读取时合并(MoR)创建表示例 - Amazon Athena
Amazon Web Services 文档中描述的 Amazon Web Services 服务或功能可能因区域而异。要查看适用于中国区域的差异,请参阅 中国的 Amazon Web Services 服务入门 (PDF)

读取时合并(MoR)创建表示例

Hudi 在元数据仓中为 MoR 创建了两个表:一个用于快照查询的表,一个用于读取优化查询的表。两个表都可查询。在 0.5.1 之前的 Hudi 版本中,用于读优化查询的表具有您在创建表时指定的名称。从 Hudi 版本 0.5.1 开始,表名将默认以 _ro 为后缀。用于快照查询的表的名称是指定的名称,其中附加了 _rt

未分区的读取时合并(MoR)表

以下示例在 Athena 中创建了一个未分区的 MoR 表用于读取优化查询。请注意,读取优化查询使用输入格式 HoodieParquetInputFormat

CREATE EXTERNAL TABLE `nonpartition_mor`( `_hoodie_commit_time` string, `_hoodie_commit_seqno` string, `_hoodie_record_key` string, `_hoodie_partition_path` string, `_hoodie_file_name` string, `event_id` string, `event_time` string, `event_name` string, `event_guests` int, `event_type` string) ROW FORMAT SERDE 'org.apache.hadoop.hive.ql.io.parquet.serde.ParquetHiveSerDe' STORED AS INPUTFORMAT 'org.apache.hudi.hadoop.HoodieParquetInputFormat' OUTPUTFORMAT 'org.apache.hadoop.hive.ql.io.parquet.MapredParquetOutputFormat' LOCATION 's3://amzn-s3-demo-bucket/folder/nonpartition_mor/'

以下示例在 Athena 中创建了一个未分区的 MoR 表用于快照查询。对于快照查询,请使用输入格式 HoodieParquetRealtimeInputFormat

CREATE EXTERNAL TABLE `nonpartition_mor_rt`( `_hoodie_commit_time` string, `_hoodie_commit_seqno` string, `_hoodie_record_key` string, `_hoodie_partition_path` string, `_hoodie_file_name` string, `event_id` string, `event_time` string, `event_name` string, `event_guests` int, `event_type` string) ROW FORMAT SERDE 'org.apache.hadoop.hive.ql.io.parquet.serde.ParquetHiveSerDe' STORED AS INPUTFORMAT 'org.apache.hudi.hadoop.realtime.HoodieParquetRealtimeInputFormat' OUTPUTFORMAT 'org.apache.hadoop.hive.ql.io.parquet.MapredParquetOutputFormat' LOCATION 's3://amzn-s3-demo-bucket/folder/nonpartition_mor/'

已分区的读取时合并(MoR)表

以下示例在 Athena 中创建了一个已分区的 MoR 表用于读取优化查询。

CREATE EXTERNAL TABLE `partition_mor`( `_hoodie_commit_time` string, `_hoodie_commit_seqno` string, `_hoodie_record_key` string, `_hoodie_partition_path` string, `_hoodie_file_name` string, `event_id` string, `event_time` string, `event_name` string, `event_guests` int) PARTITIONED BY ( `event_type` string) ROW FORMAT SERDE 'org.apache.hadoop.hive.ql.io.parquet.serde.ParquetHiveSerDe' STORED AS INPUTFORMAT 'org.apache.hudi.hadoop.HoodieParquetInputFormat' OUTPUTFORMAT 'org.apache.hadoop.hive.ql.io.parquet.MapredParquetOutputFormat' LOCATION 's3://amzn-s3-demo-bucket/folder/partition_mor/'

以下 ALTER TABLE ADD PARTITION 示例将两个分区添加到了示例 partition_mor 表。

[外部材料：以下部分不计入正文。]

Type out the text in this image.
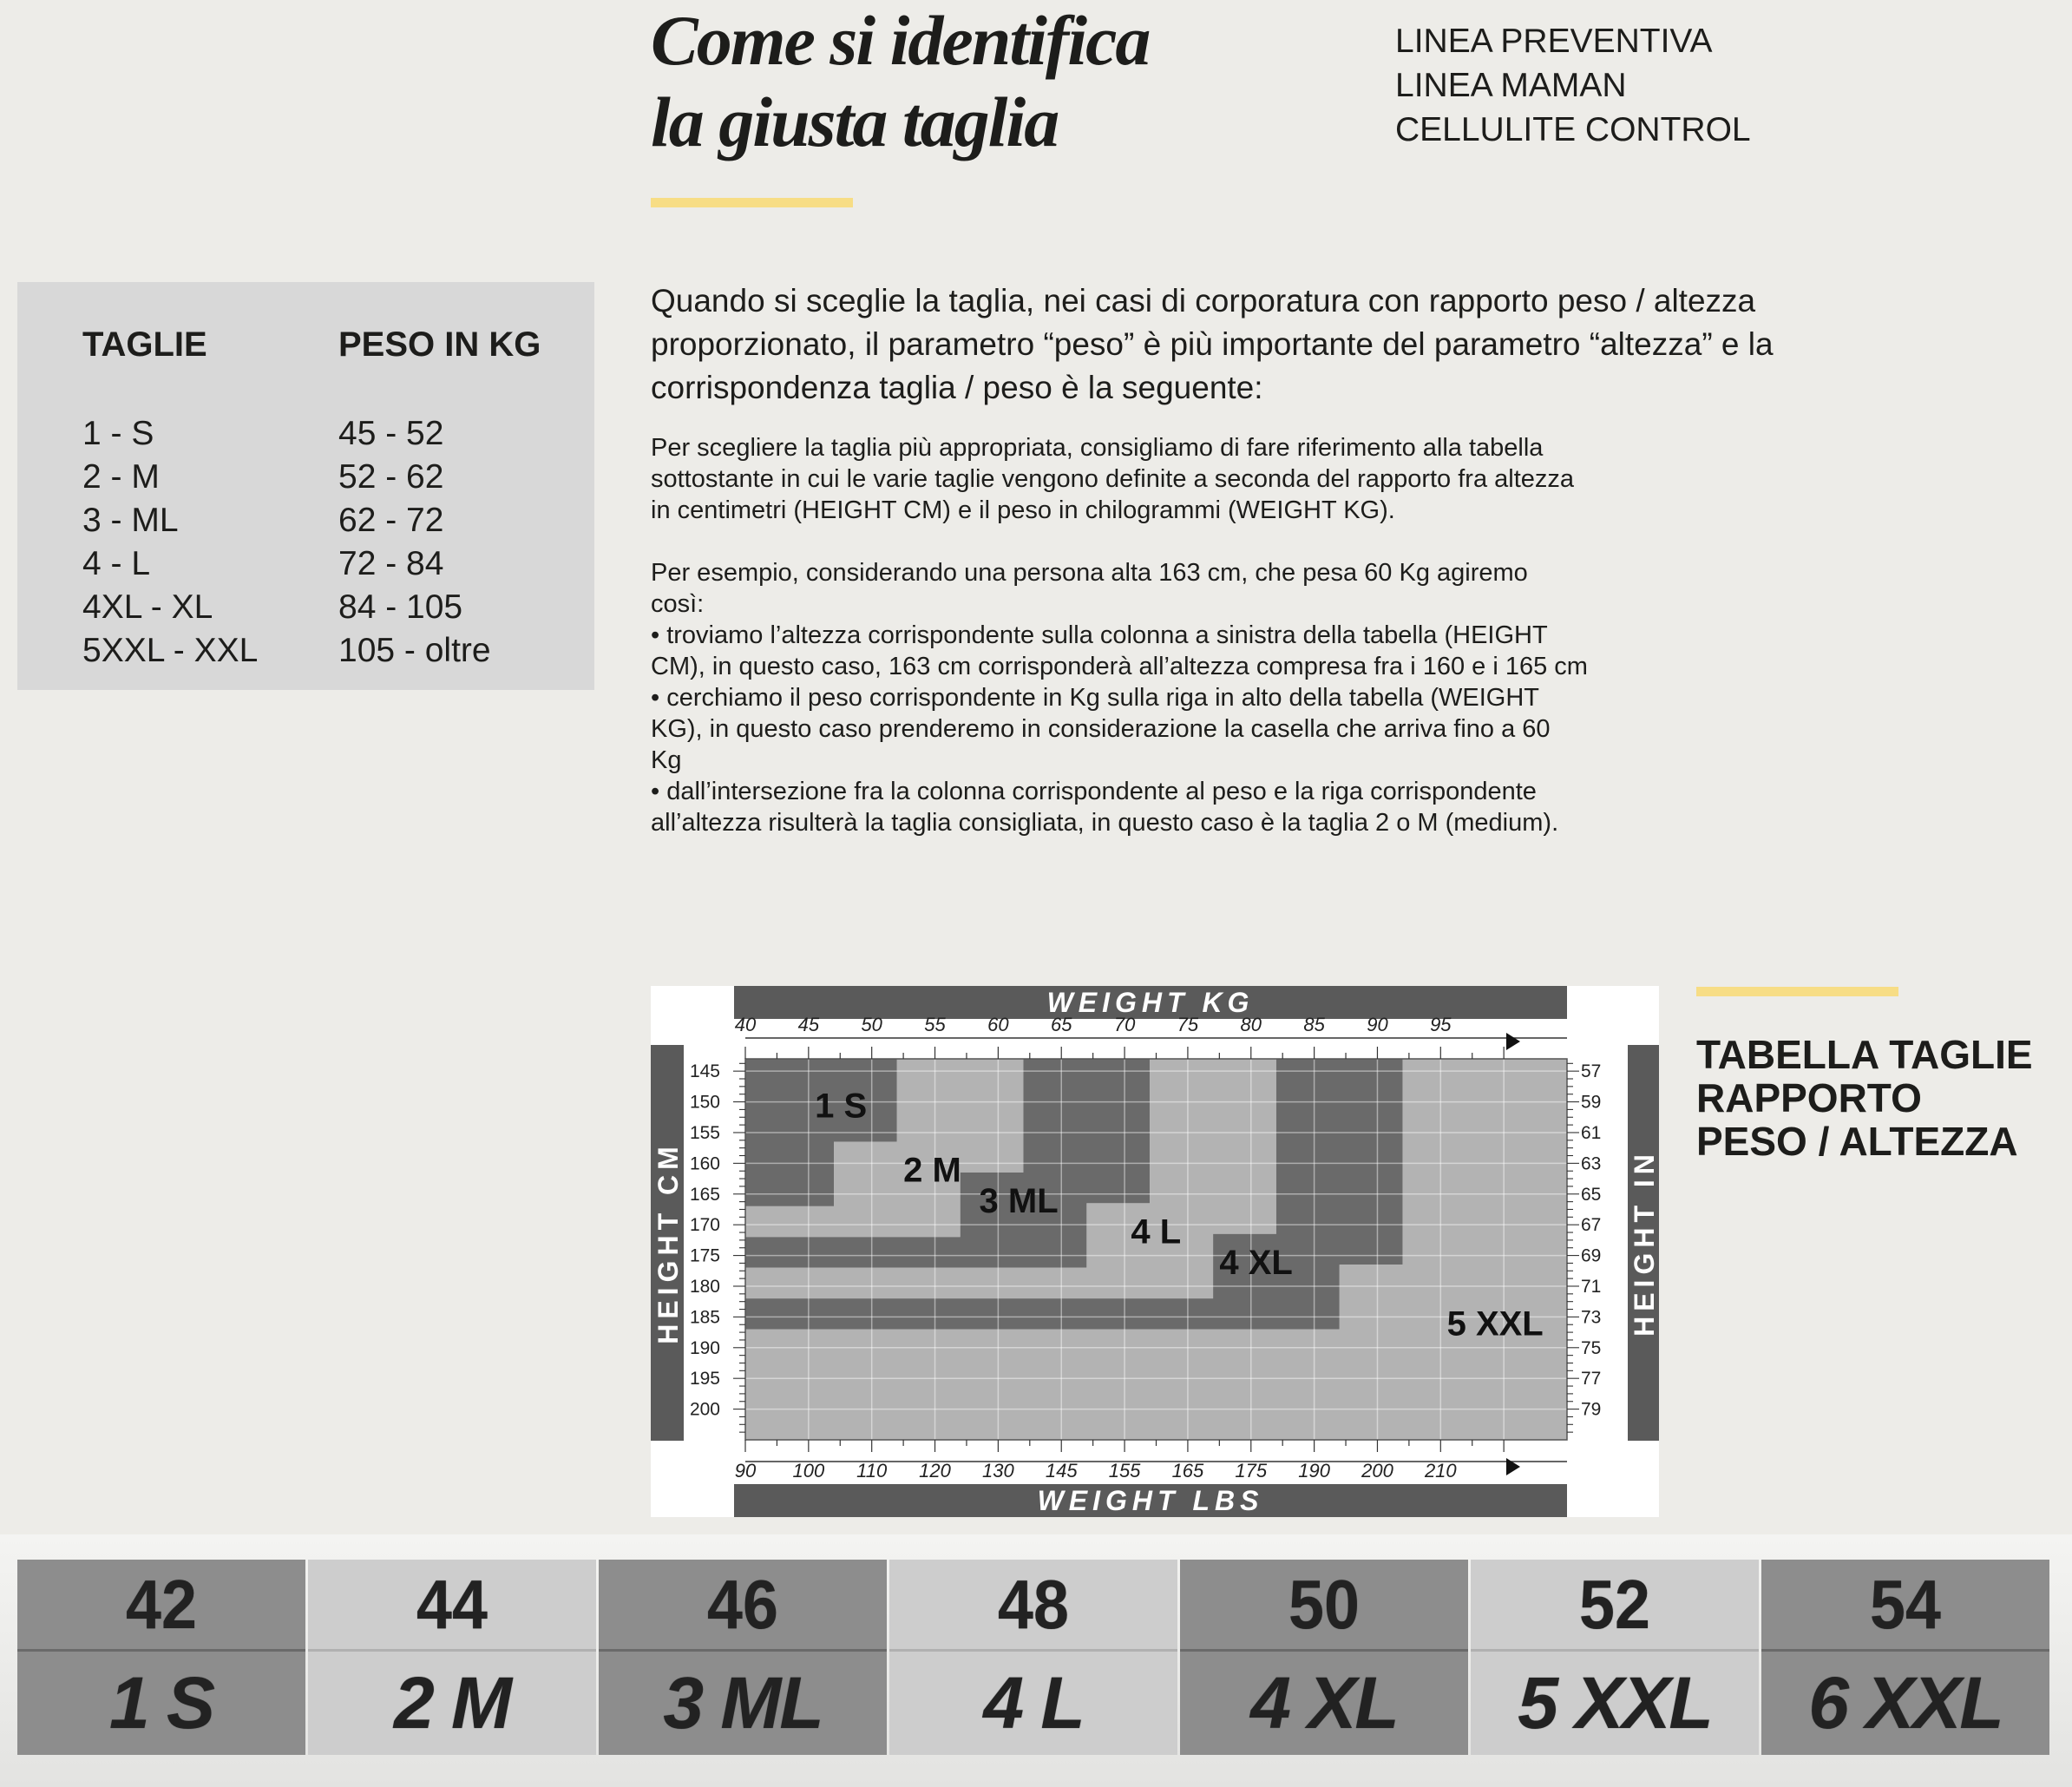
Come si identifica
la giusta taglia
LINEA PREVENTIVA
LINEA MAMAN
CELLULITE CONTROL
TAGLIE	PESO IN KG
1 - S
2 - M
3 - ML
4 - L
4XL - XL
5XXL - XXL
45 - 52
52 - 62
62 - 72
72 - 84
84 - 105
105 - oltre
Quando si sceglie la taglia, nei casi di corporatura con rapporto peso / altezza proporzionato, il parametro “peso” è più importante del parametro “altezza” e la corrispondenza taglia / peso è la seguente:

Per scegliere la taglia più appropriata, consigliamo di fare riferimento alla tabella sottostante in cui le varie taglie vengono definite a seconda del rapporto fra altezza in centimetri (HEIGHT CM) e il peso in chilogrammi (WEIGHT KG).

Per esempio, considerando una persona alta 163 cm, che pesa 60 Kg agiremo così:

• troviamo l’altezza corrispondente sulla colonna a sinistra della tabella (HEIGHT CM), in questo caso, 163 cm corrisponderà all’altezza compresa fra i 160 e i 165 cm

• cerchiamo il peso corrispondente in Kg sulla riga in alto della tabella (WEIGHT KG), in questo caso prenderemo in considerazione la casella che arriva fino a 60 Kg

• dall’intersezione fra la colonna corrispondente al peso e la riga corrispondente all’altezza risulterà la taglia consigliata, in questo caso è la taglia 2 o M (medium).

WEIGHT KG
WEIGHT LBS
HEIGHT CM	HEIGHT IN
40 45 50 55 60 65 70 75 80 85 90 95
90 100 110 120 130 145 155 165 175 190 200 210
145
150
155
160
165
170
175
180
185
190
195
200
57
59
61
63
65
67
69
71
73
75
77
79
1 S
2 M
3 ML
4 L
4 XL
5 XXL
TABELLA TAGLIE
RAPPORTO
PESO / ALTEZZA
42
1 S
44
2 M
46
3 ML
48
4 L
50
4 XL
52
5 XXL
54
6 XXL
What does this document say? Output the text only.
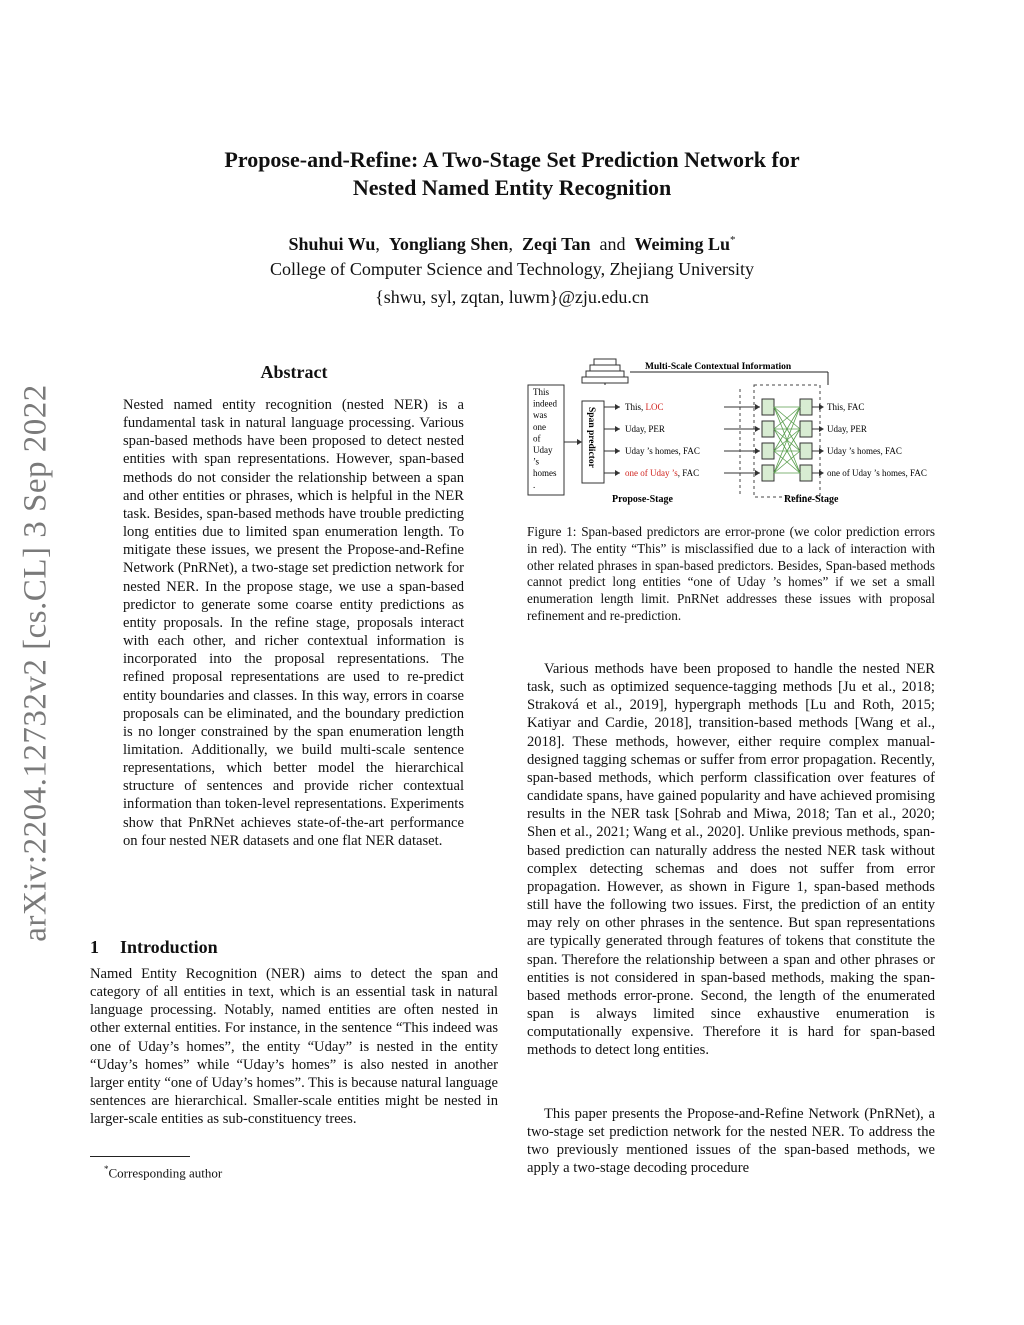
Propose-and-Refine: A Two-Stage Set Prediction Network for
Nested Named Entity Recognition
Shuhui Wu, Yongliang Shen, Zeqi Tan and Weiming Lu*
College of Computer Science and Technology, Zhejiang University
{shwu, syl, zqtan, luwm}@zju.edu.cn
arXiv:2204.12732v2 [cs.CL] 3 Sep 2022
Abstract
Nested named entity recognition (nested NER) is a fundamental task in natural language processing. Various span-based methods have been proposed to detect nested entities with span representations. However, span-based methods do not consider the relationship between a span and other entities or phrases, which is helpful in the NER task. Besides, span-based methods have trouble predicting long entities due to limited span enumeration length. To mitigate these issues, we present the Propose-and-Refine Network (PnRNet), a two-stage set prediction network for nested NER. In the propose stage, we use a span-based predictor to generate some coarse entity predictions as entity proposals. In the refine stage, proposals interact with each other, and richer contextual information is incorporated into the proposal representations. The refined proposal representations are used to re-predict entity boundaries and classes. In this way, errors in coarse proposals can be eliminated, and the boundary prediction is no longer constrained by the span enumeration length limitation. Additionally, we build multi-scale sentence representations, which better model the hierarchical structure of sentences and provide richer contextual information than token-level representations. Experiments show that PnRNet achieves state-of-the-art performance on four nested NER datasets and one flat NER dataset.
1 Introduction
Named Entity Recognition (NER) aims to detect the span and category of all entities in text, which is an essential task in natural language processing. Notably, named entities are often nested in other external entities. For instance, in the sentence “This indeed was one of Uday’s homes”, the entity “Uday” is nested in the entity “Uday’s homes” while “Uday’s homes” is also nested in another larger entity “one of Uday’s homes”. This is because natural language sentences are hierarchical. Smaller-scale entities might be nested in larger-scale entities as sub-constituency trees.
*Corresponding author
Multi-Scale Contextual Information
This
indeed
was
one
of
Uday
’s
homes
.
Span predictor	This, LOC
Uday, PER
Uday ’s homes, FAC
one of Uday ’s, FAC
This, FAC
Uday, PER
Uday ’s homes, FAC
one of Uday ’s homes, FAC
Propose-Stage	Refine-Stage
Figure 1: Span-based predictors are error-prone (we color prediction errors in red). The entity “This” is misclassified due to a lack of interaction with other related phrases in span-based predictors. Besides, Span-based methods cannot predict long entities “one of Uday ’s homes” if we set a small enumeration length limit. PnRNet addresses these issues with proposal refinement and re-prediction.
Various methods have been proposed to handle the nested NER task, such as optimized sequence-tagging methods [Ju et al., 2018; Straková et al., 2019], hypergraph methods [Lu and Roth, 2015; Katiyar and Cardie, 2018], transition-based methods [Wang et al., 2018]. These methods, however, either require complex manual-designed tagging schemas or suffer from error propagation. Recently, span-based methods, which perform classification over features of candidate spans, have gained popularity and have achieved promising results in the NER task [Sohrab and Miwa, 2018; Tan et al., 2020; Shen et al., 2021; Wang et al., 2020]. Unlike previous methods, span-based prediction can naturally address the nested NER task without complex detecting schemas and does not suffer from error propagation. However, as shown in Figure 1, span-based methods still have the following two issues. First, the prediction of an entity may rely on other phrases in the sentence. But span representations are typically generated through features of tokens that constitute the span. Therefore the relationship between a span and other phrases or entities is not considered in span-based methods, making the span-based methods error-prone. Second, the length of the enumerated span is always limited since exhaustive enumeration is computationally expensive. Therefore it is hard for span-based methods to detect long entities.
This paper presents the Propose-and-Refine Network (PnRNet), a two-stage set prediction network for the nested NER. To address the two previously mentioned issues of the span-based methods, we apply a two-stage decoding procedure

ALTER TABLE partition_mor ADD PARTITION (event_type = 'one') LOCATION 's3://amzn-s3-demo-bucket/folder/partition_mor/one/' PARTITION (event_type = 'two') LOCATION 's3://amzn-s3-demo-bucket/folder/partition_mor/two/'

以下示例在 Athena 中创建了一个已分区的 MoR 表用于快照查询。

CREATE EXTERNAL TABLE `partition_mor_rt`( `_hoodie_commit_time` string, `_hoodie_commit_seqno` string, `_hoodie_record_key` string, `_hoodie_partition_path` string, `_hoodie_file_name` string, `event_id` string, `event_time` string, `event_name` string, `event_guests` int) PARTITIONED BY ( `event_type` string) ROW FORMAT SERDE 'org.apache.hadoop.hive.ql.io.parquet.serde.ParquetHiveSerDe' STORED AS INPUTFORMAT 'org.apache.hudi.hadoop.realtime.HoodieParquetRealtimeInputFormat' OUTPUTFORMAT 'org.apache.hadoop.hive.ql.io.parquet.MapredParquetOutputFormat' LOCATION 's3://amzn-s3-demo-bucket/folder/partition_mor/'

同样,以下 ALTER TABLE ADD PARTITION 示例将两个分区添加到了示例 partition_mor_rt 表。

ALTER TABLE partition_mor_rt ADD PARTITION (event_type = 'one') LOCATION 's3://amzn-s3-demo-bucket/folder/partition_mor/one/' PARTITION (event_type = 'two') LOCATION 's3://amzn-s3-demo-bucket/folder/partition_mor/two/'